The machine jumped in Charlee’s hand. She held it midair, hovering, her heart thundering.

“Keep going.” Jay’s palm rubbed up and down her leg. “I need the distraction.”

She swallowed and brushed out another rivet in the steel plate beneath the outline of charred skin.

“We lived in Canada, a rural area near the Boundary Waters, and the land is only accessible by plane. They were on one of their supply runs when their plane went down.”

“How’d it happen?”

“A malfunction. My father was a pilot, owned an old plane. I usually joined them on those errands—so I’ve been told—but they’d left me with the closest neighbor that day. Some family that lived a few miles away.” A pause. “I was an only child.”

He’d carried his loneliness his entire life. Her chest ached and her stomach tumbled as the machine vibrated in her hand. “Abandoned and alone.”

“You, more than anyone, can sympathize with that. Makes this next part easier to talk about.”

Brown eyes scrutinized the wall behind her with more interest than it warranted. “My father inherited the land and a great deal of money before I was born. His sister didn’t receive a crumb.”

“Aunt El?” Her brain scrambled to put the pieces together. Bitter aunt. Traumatic childhood. Acid seethed through her gut.

“I’ve said her name?” His face tightened with wide eyes. “When I…flashback?”

“Yeah.” She kissed his shoulder beyond the reach of the ink.

He relaxed beneath her lips. “Elena Mayard. Something was wrong with her. I always thought of it as unexamined viciousness. She was manic, I think. I don’t know. Before my parents died, she’d kept herself isolated from the family, so much so my grandparents cut her out of their will.”

“Did she…Is that who raised you when you lost your parents?”

He nodded. “My parents didn’t have the foresight to prepare a trust. I was left with my only blood relation. She got me, the money, the house, and the land.” He glanced away, eyes hard. “She moved in for one year.”

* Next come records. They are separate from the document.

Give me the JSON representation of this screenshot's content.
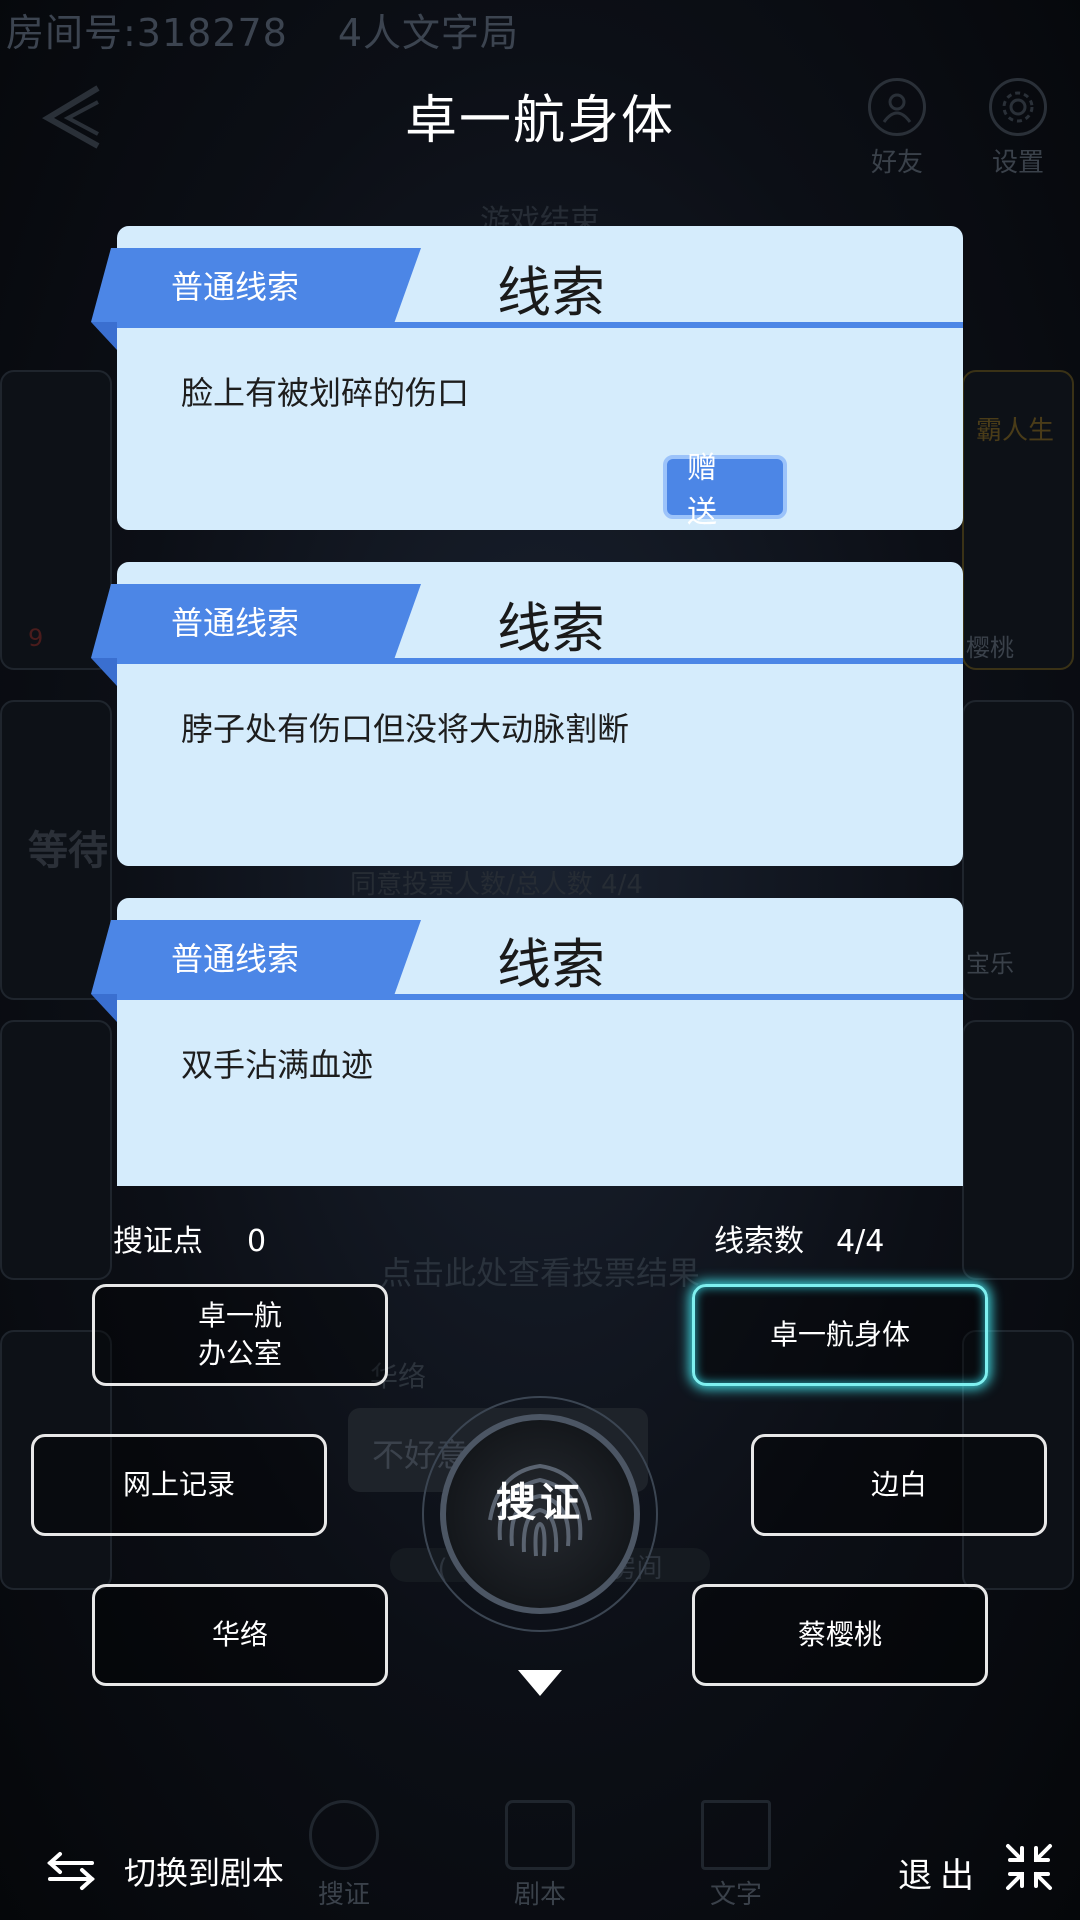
{
  "background": {
    "room_number": "房间号:318278",
    "room_mode": "4人文字局",
    "friends_label": "好友",
    "settings_label": "设置",
    "game_status": "游戏结束",
    "waiting_text": "等待",
    "vote_count_text": "同意投票人数/总人数 4/4",
    "vote_result_link": "点击此处查看投票结果",
    "side_label_left": "9",
    "side_label_right_1": "樱桃",
    "side_label_right_2": "宝乐",
    "banner_text": "霸人生",
    "chat_name": "华络",
    "chat_message": "不好意",
    "chat_notice": "(˚O80) 进入了房间",
    "nav": {
      "search": "搜证",
      "script": "剧本",
      "text": "文字"
    }
  },
  "overlay": {
    "title": "卓一航身体",
    "clues": [
      {
        "tag": "普通线索",
        "heading": "线索",
        "text": "脸上有被划碎的伤口",
        "gift_label": "赠 送"
      },
      {
        "tag": "普通线索",
        "heading": "线索",
        "text": "脖子处有伤口但没将大动脉割断"
      },
      {
        "tag": "普通线索",
        "heading": "线索",
        "text": "双手沾满血迹"
      }
    ],
    "stats": {
      "evidence_label": "搜证点",
      "evidence_value": "0",
      "clue_label": "线索数",
      "clue_value": "4/4"
    },
    "locations": {
      "office_line1": "卓一航",
      "office_line2": "办公室",
      "body": "卓一航身体",
      "online": "网上记录",
      "bianbai": "边白",
      "hualuo": "华络",
      "cai": "蔡樱桃"
    },
    "search_button": "搜证",
    "switch_label": "切换到剧本",
    "exit_label": "退出"
  },
  "colors": {
    "card_bg": "#d5ecfc",
    "accent_blue": "#4c86e6",
    "active_glow": "#3fd4dc"
  }
}
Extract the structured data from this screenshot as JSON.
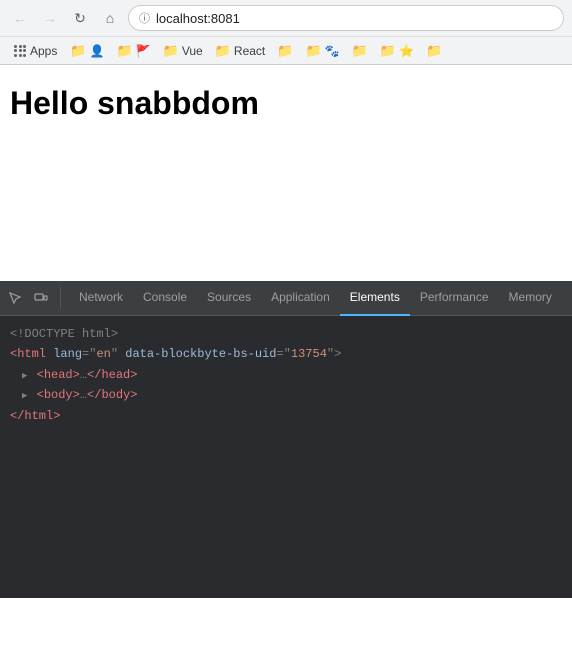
{
  "browser": {
    "url": "localhost:8081",
    "back_disabled": true,
    "forward_disabled": true,
    "reload_label": "↻"
  },
  "bookmarks_bar": {
    "apps_label": "Apps",
    "items": [
      {
        "id": "bm1",
        "label": ""
      },
      {
        "id": "bm2",
        "label": ""
      },
      {
        "id": "bm3",
        "label": "Vue"
      },
      {
        "id": "bm4",
        "label": "React"
      },
      {
        "id": "bm5",
        "label": ""
      },
      {
        "id": "bm6",
        "label": ""
      },
      {
        "id": "bm7",
        "label": ""
      },
      {
        "id": "bm8",
        "label": ""
      },
      {
        "id": "bm9",
        "label": ""
      },
      {
        "id": "bm10",
        "label": ""
      },
      {
        "id": "bm11",
        "label": ""
      }
    ]
  },
  "page": {
    "heading": "Hello snabbdom"
  },
  "devtools": {
    "tabs": [
      {
        "id": "network",
        "label": "Network",
        "active": false
      },
      {
        "id": "console",
        "label": "Console",
        "active": false
      },
      {
        "id": "sources",
        "label": "Sources",
        "active": false
      },
      {
        "id": "application",
        "label": "Application",
        "active": false
      },
      {
        "id": "elements",
        "label": "Elements",
        "active": true
      },
      {
        "id": "performance",
        "label": "Performance",
        "active": false
      },
      {
        "id": "memory",
        "label": "Memory",
        "active": false
      }
    ],
    "html_lines": [
      {
        "id": "line1",
        "content": "<!DOCTYPE html>"
      },
      {
        "id": "line2",
        "has_arrow": false,
        "raw": "<html lang=\"en\" data-blockbyte-bs-uid=\"13754\">"
      },
      {
        "id": "line3",
        "has_arrow": true,
        "raw": "<head>…</head>"
      },
      {
        "id": "line4",
        "has_arrow": true,
        "raw": "<body>…</body>"
      },
      {
        "id": "line5",
        "content": "</html>"
      }
    ]
  }
}
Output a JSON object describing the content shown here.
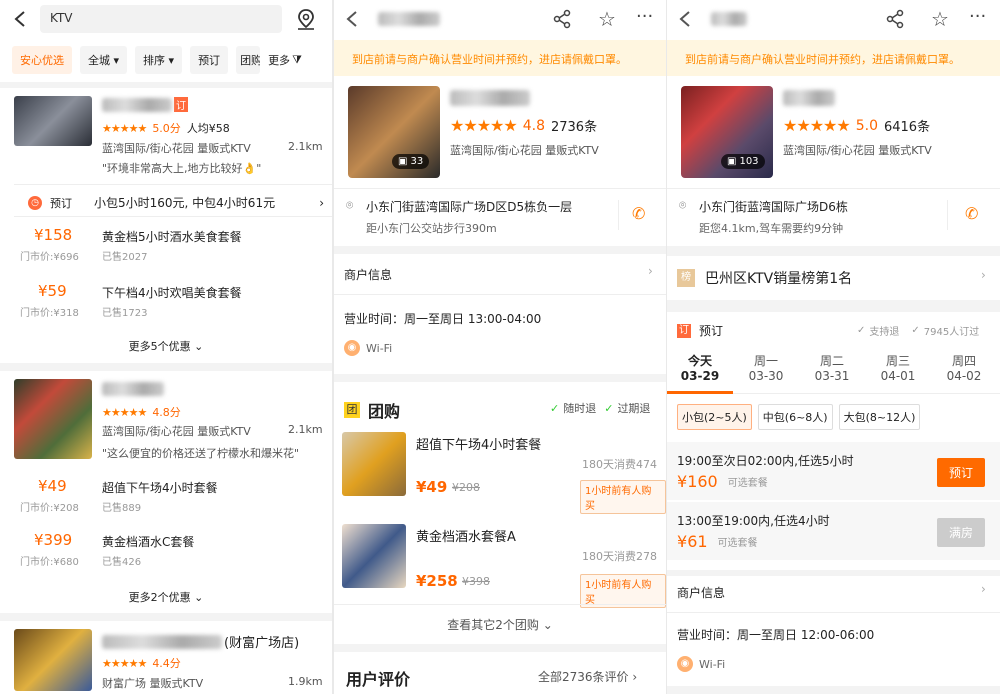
{
  "colors": {
    "accent": "#ff6600",
    "notice_bg": "#fff6e0",
    "star": "#ff7a00"
  },
  "p1": {
    "search": {
      "value": "KTV"
    },
    "filters": [
      "安心优选",
      "全城",
      "排序",
      "预订",
      "团购"
    ],
    "more": "更多",
    "shops": [
      {
        "tag": "订",
        "rating": "5.0分",
        "avg": "人均¥58",
        "area": "蓝湾国际/街心花园 量贩式KTV",
        "dist": "2.1km",
        "review": "\"环境非常高大上,地方比较好👌\"",
        "book_label": "预订",
        "book_text": "小包5小时160元, 中包4小时61元",
        "deals": [
          {
            "price": "¥158",
            "orig": "门市价:¥696",
            "title": "黄金档5小时酒水美食套餐",
            "sold": "已售2027"
          },
          {
            "price": "¥59",
            "orig": "门市价:¥318",
            "title": "下午档4小时欢唱美食套餐",
            "sold": "已售1723"
          }
        ],
        "more": "更多5个优惠"
      },
      {
        "rating": "4.8分",
        "area": "蓝湾国际/街心花园 量贩式KTV",
        "dist": "2.1km",
        "review": "\"这么便宜的价格还送了柠檬水和爆米花\"",
        "deals": [
          {
            "price": "¥49",
            "orig": "门市价:¥208",
            "title": "超值下午场4小时套餐",
            "sold": "已售889"
          },
          {
            "price": "¥399",
            "orig": "门市价:¥680",
            "title": "黄金档酒水C套餐",
            "sold": "已售426"
          }
        ],
        "more": "更多2个优惠"
      },
      {
        "name_suffix": "(财富广场店)",
        "rating": "4.4分",
        "area": "财富广场 量贩式KTV",
        "dist": "1.9km"
      }
    ]
  },
  "p2": {
    "notice": "到店前请与商户确认营业时间并预约，进店请佩戴口罩。",
    "rating": "4.8",
    "reviews": "2736条",
    "area": "蓝湾国际/街心花园 量贩式KTV",
    "photos": "33",
    "address": "小东门街蓝湾国际广场D区D5栋负一层",
    "address_sub": "距小东门公交站步行390m",
    "merchant_info": "商户信息",
    "hours": "营业时间：周一至周日 13:00-04:00",
    "wifi": "Wi-Fi",
    "group": {
      "icon": "团",
      "title": "团购",
      "flag1": "随时退",
      "flag2": "过期退",
      "deals": [
        {
          "title": "超值下午场4小时套餐",
          "sold": "180天消费474",
          "price": "¥49",
          "orig": "¥208",
          "tag": "1小时前有人购买"
        },
        {
          "title": "黄金档酒水套餐A",
          "sold": "180天消费278",
          "price": "¥258",
          "orig": "¥398",
          "tag": "1小时前有人购买"
        }
      ],
      "more": "查看其它2个团购"
    },
    "review_title": "用户评价",
    "review_all": "全部2736条评价"
  },
  "p3": {
    "notice": "到店前请与商户确认营业时间并预约，进店请佩戴口罩。",
    "rating": "5.0",
    "reviews": "6416条",
    "area": "蓝湾国际/街心花园 量贩式KTV",
    "photos": "103",
    "address": "小东门街蓝湾国际广场D6栋",
    "address_sub": "距您4.1km,驾车需要约9分钟",
    "rank_icon": "榜",
    "rank": "巴州区KTV销量榜第1名",
    "book": {
      "icon": "订",
      "title": "预订",
      "flag1": "支持退",
      "flag2": "7945人订过",
      "days": [
        {
          "d": "今天",
          "date": "03-29"
        },
        {
          "d": "周一",
          "date": "03-30"
        },
        {
          "d": "周二",
          "date": "03-31"
        },
        {
          "d": "周三",
          "date": "04-01"
        },
        {
          "d": "周四",
          "date": "04-02"
        }
      ],
      "rooms": [
        "小包(2~5人)",
        "中包(6~8人)",
        "大包(8~12人)"
      ],
      "slots": [
        {
          "time": "19:00至次日02:00内,任选5小时",
          "price": "160",
          "note": "可选套餐",
          "btn": "预订"
        },
        {
          "time": "13:00至19:00内,任选4小时",
          "price": "61",
          "note": "可选套餐",
          "btn": "满房"
        }
      ]
    },
    "merchant_info": "商户信息",
    "hours": "营业时间：周一至周日 12:00-06:00",
    "wifi": "Wi-Fi"
  }
}
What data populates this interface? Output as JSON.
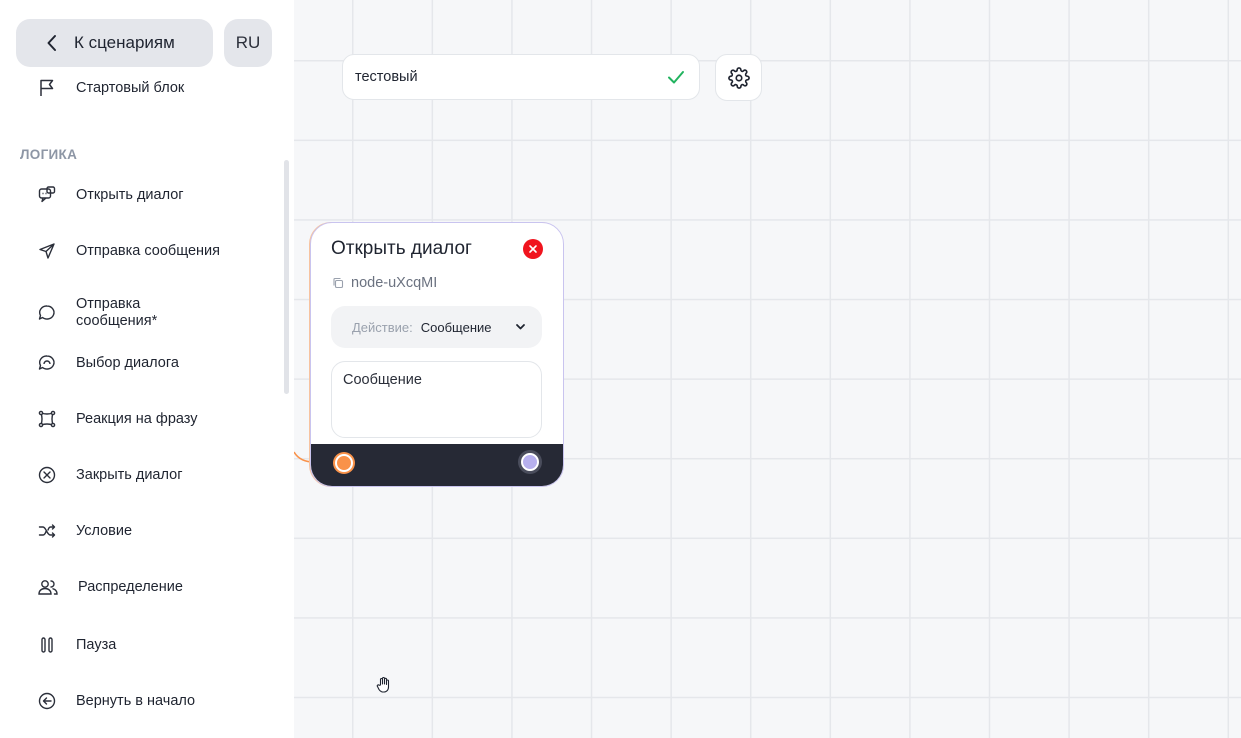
{
  "sidebar": {
    "back_label": "К сценариям",
    "lang_label": "RU",
    "start_item": {
      "label": "Стартовый блок",
      "icon": "flag-icon"
    },
    "section_logic": "ЛОГИКА",
    "items": [
      {
        "label": "Открыть диалог",
        "icon": "open-dialog-icon"
      },
      {
        "label": "Отправка сообщения",
        "icon": "send-icon"
      },
      {
        "label": "Отправка сообщения*",
        "icon": "message-bubble-icon"
      },
      {
        "label": "Выбор диалога",
        "icon": "dialog-select-icon"
      },
      {
        "label": "Реакция на фразу",
        "icon": "reaction-icon"
      },
      {
        "label": "Закрыть диалог",
        "icon": "close-circle-icon"
      },
      {
        "label": "Условие",
        "icon": "shuffle-icon"
      },
      {
        "label": "Распределение",
        "icon": "users-icon"
      },
      {
        "label": "Пауза",
        "icon": "pause-icon"
      },
      {
        "label": "Вернуть в начало",
        "icon": "return-icon"
      }
    ]
  },
  "toolbar": {
    "scenario_name": "тестовый",
    "confirm_icon": "check-icon",
    "settings_icon": "gear-icon"
  },
  "node": {
    "title": "Открыть диалог",
    "id_label": "node-uXcqMI",
    "action_label": "Действие:",
    "action_value": "Сообщение",
    "message_text": "Сообщение"
  },
  "colors": {
    "accent_orange": "#f9924a",
    "accent_violet": "#b7b0ee",
    "close_red": "#f0141e",
    "check_green": "#22b35f",
    "footer_dark": "#262935"
  }
}
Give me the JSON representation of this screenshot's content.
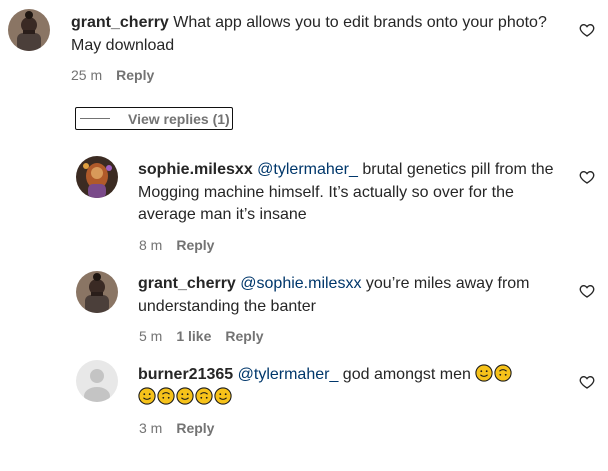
{
  "comments": [
    {
      "username": "grant_cherry",
      "mention": "",
      "text": "What app allows you to edit brands onto your photo? May download",
      "time": "25 m",
      "likes": "",
      "reply_label": "Reply"
    },
    {
      "username": "sophie.milesxx",
      "mention": "@tylermaher_",
      "text": "brutal genetics pill from the Mogging machine himself. It’s actually so over for the average man it’s insane",
      "time": "8 m",
      "likes": "",
      "reply_label": "Reply"
    },
    {
      "username": "grant_cherry",
      "mention": "@sophie.milesxx",
      "text": "you’re miles away from understanding the banter",
      "time": "5 m",
      "likes": "1 like",
      "reply_label": "Reply"
    },
    {
      "username": "burner21365",
      "mention": "@tylermaher_",
      "text": "god amongst men",
      "time": "3 m",
      "likes": "",
      "reply_label": "Reply"
    }
  ],
  "view_replies_label": "View replies (1)",
  "icons": {
    "like": "heart-outline-icon",
    "emoji_smile": "slightly-smiling-face",
    "emoji_upside": "upside-down-face"
  },
  "colors": {
    "text": "#262626",
    "secondary": "#737373",
    "mention": "#00376b",
    "emoji": "#f6c21a"
  }
}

Why just a year? What had gone wrong? She was terrified to push. “Is she…”

“Dead.” The brawn in his back flexed beneath the needle. “Died in prison.”

Prison? A fury of nausea flooded her. What had the woman done? Was she responsible for his scars?

Charlee circled fingers around the damage, mesmerized by the strength of the man beneath. Unwilling to drown him with the questions piling up in her throat, she pressed her lips together and finalized the last curve of the outline.

Finished, she disassembled the liner machine, plugged in the shader, and mixed a thimble of black ink with distilled water for blending. She added two more thimbles of red and brown.

For the next hour, the buzz of the machine overlaid the quiet between them. Sketched shreds of skin emerged from the real scars, curling away, and giving the image a three-dimensional effect. She kept her mind on the design, unable to justify the urge to ply him to talk. If she pushed him, he might shut down completely.

Midway through the shadowing on the final steel plate, he raised his head. “Take a break.”

In a jumble of anxiousness, she swiped the freshly inked area with Vaseline, clicked off the power supply, and set the machine aside. Then she looked at him expectantly.

His gaze, exposed and patient, burned through her, singeing away any lust she’d built up while touching the defined muscles on his back.

“Please put your hands on me.”

Whatever was pouring from his expression welled up from deep inside him and had nothing to do with her. She climbed over him, straddled one of his legs, and ran her hands over his middle back, careful to avoid the fresh ink.

“I don’t remember my parents. My earliest memory begins with Aunt El in a shed. It was an old ramshackle building behind the main house. One room, one window, one door. I think it had held my father’s tools at one time, but after he died, everything was cleared out.” He propped his chin on his joined hands and stared across the room. “Everything was gone except an old mattress and a Bolo oven.”

Saliva pooled in her mouth and blood surged through her veins. Were his burns connected to the oven? He’d whispered Bolo a few times during the worst of his nightmares. Had he crawled in it? Maybe he fell asleep and someone turned it on? She gripped her stomach.